Publicado em 28/04/2020

“Não são os fatos em si que afetam a imaginação popular, mas o modo como se apresentam. Esses fatos devem produzir uma imagem impactante que preencha e atormente o espírito. Conhecer a arte de impressionar a imaginação das multidões é conhecer a arte de governá-las...quantas multidões fizeram-se massacrar heroicamente por crenças e ideias que mal compreendiam!” - Gustave Le Bon.

Em 1971, uma equipe de psicólogos liderada pelo americano Phillip Zimbardo, da Universidade de Stanford, nos Estados Unidos, realizou uma experiência que ficou gravada nos registros do que chamamos: psique.
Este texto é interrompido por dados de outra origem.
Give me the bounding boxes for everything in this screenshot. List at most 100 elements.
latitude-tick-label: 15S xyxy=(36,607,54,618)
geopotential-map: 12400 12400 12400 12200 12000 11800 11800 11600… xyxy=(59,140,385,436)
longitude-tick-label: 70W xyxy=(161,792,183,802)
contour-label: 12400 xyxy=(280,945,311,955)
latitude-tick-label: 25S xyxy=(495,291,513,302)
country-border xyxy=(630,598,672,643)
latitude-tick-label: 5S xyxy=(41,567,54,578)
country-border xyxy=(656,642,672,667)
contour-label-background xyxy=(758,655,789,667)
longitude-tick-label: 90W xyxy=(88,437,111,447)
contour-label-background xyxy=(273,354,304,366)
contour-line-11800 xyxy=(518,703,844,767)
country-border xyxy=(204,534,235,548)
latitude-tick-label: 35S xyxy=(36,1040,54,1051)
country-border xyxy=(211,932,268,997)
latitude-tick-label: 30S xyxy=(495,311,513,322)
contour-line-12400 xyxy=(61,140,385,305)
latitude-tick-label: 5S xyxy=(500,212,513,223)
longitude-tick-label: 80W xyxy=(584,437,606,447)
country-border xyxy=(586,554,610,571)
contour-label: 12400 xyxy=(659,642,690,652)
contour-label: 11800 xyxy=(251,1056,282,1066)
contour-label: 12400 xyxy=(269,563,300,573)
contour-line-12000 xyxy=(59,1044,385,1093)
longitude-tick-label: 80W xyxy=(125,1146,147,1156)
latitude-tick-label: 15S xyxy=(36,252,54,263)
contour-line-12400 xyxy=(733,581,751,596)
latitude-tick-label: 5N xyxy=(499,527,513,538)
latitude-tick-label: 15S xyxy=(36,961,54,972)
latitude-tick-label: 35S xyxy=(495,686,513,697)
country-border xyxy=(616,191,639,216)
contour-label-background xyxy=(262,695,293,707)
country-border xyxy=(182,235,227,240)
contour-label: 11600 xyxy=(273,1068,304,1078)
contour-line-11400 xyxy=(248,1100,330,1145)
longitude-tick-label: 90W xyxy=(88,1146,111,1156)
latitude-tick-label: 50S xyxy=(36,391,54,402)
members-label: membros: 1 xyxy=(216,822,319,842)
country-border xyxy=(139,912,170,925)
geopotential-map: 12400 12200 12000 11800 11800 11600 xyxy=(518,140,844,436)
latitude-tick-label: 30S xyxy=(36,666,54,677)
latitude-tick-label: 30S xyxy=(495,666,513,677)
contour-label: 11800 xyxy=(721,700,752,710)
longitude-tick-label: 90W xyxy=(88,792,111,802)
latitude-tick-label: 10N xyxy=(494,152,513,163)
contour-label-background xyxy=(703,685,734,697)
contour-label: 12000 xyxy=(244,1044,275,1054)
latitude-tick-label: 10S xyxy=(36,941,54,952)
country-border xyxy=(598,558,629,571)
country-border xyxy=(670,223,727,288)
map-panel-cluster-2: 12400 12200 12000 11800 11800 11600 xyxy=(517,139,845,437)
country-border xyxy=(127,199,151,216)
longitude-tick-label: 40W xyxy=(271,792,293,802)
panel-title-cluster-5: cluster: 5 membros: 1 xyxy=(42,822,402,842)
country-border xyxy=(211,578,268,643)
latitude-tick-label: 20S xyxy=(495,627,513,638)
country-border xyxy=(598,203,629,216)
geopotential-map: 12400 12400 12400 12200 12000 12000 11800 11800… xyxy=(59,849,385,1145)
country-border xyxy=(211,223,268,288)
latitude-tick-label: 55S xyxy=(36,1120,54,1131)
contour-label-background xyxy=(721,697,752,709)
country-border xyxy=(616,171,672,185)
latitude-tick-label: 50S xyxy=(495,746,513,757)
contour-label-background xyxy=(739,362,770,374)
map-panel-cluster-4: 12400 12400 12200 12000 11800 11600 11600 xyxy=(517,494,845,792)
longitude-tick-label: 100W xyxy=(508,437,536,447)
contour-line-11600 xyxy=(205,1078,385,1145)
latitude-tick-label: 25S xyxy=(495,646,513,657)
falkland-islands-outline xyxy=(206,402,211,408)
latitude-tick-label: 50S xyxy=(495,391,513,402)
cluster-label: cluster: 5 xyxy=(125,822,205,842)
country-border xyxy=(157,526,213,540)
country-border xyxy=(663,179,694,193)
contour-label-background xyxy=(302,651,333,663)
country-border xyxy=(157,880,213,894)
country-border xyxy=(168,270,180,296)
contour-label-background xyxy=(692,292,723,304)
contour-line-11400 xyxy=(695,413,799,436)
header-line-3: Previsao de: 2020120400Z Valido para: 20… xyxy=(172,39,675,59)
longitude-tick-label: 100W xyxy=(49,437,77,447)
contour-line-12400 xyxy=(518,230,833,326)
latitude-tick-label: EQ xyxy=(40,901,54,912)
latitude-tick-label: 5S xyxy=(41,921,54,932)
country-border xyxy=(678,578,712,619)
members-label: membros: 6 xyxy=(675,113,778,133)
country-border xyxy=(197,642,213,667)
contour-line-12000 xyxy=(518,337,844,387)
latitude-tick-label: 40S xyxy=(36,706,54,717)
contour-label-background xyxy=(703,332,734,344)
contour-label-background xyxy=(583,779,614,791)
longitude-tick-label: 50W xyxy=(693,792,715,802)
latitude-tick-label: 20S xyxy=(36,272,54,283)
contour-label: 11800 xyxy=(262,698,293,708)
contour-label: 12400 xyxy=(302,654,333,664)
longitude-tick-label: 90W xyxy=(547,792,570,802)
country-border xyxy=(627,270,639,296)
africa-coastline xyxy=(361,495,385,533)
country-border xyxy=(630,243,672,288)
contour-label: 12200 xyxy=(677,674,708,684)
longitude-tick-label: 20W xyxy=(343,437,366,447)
E na memória de todos que se interessam por conhecer o que seja a natureza humana. Especialmente no que se refere à questão da dualidade do bem e do mal.

O psicólogo americano queria experimentar na prática alguns postulados de Gustave Le Bon, em particular, no que se refere a “des -individualização”, que segundo o estudioso francês, que viveu no final do século XIX e na primeira metade do XX, acontece com indivíduos em situações coletivas. Le Bon afirma em seu livro “Psicologia das Multidões” que indivíduos tendem a perder sua identidade, consciência e senso de responsabilidade pessoal, quando em situações de multidão.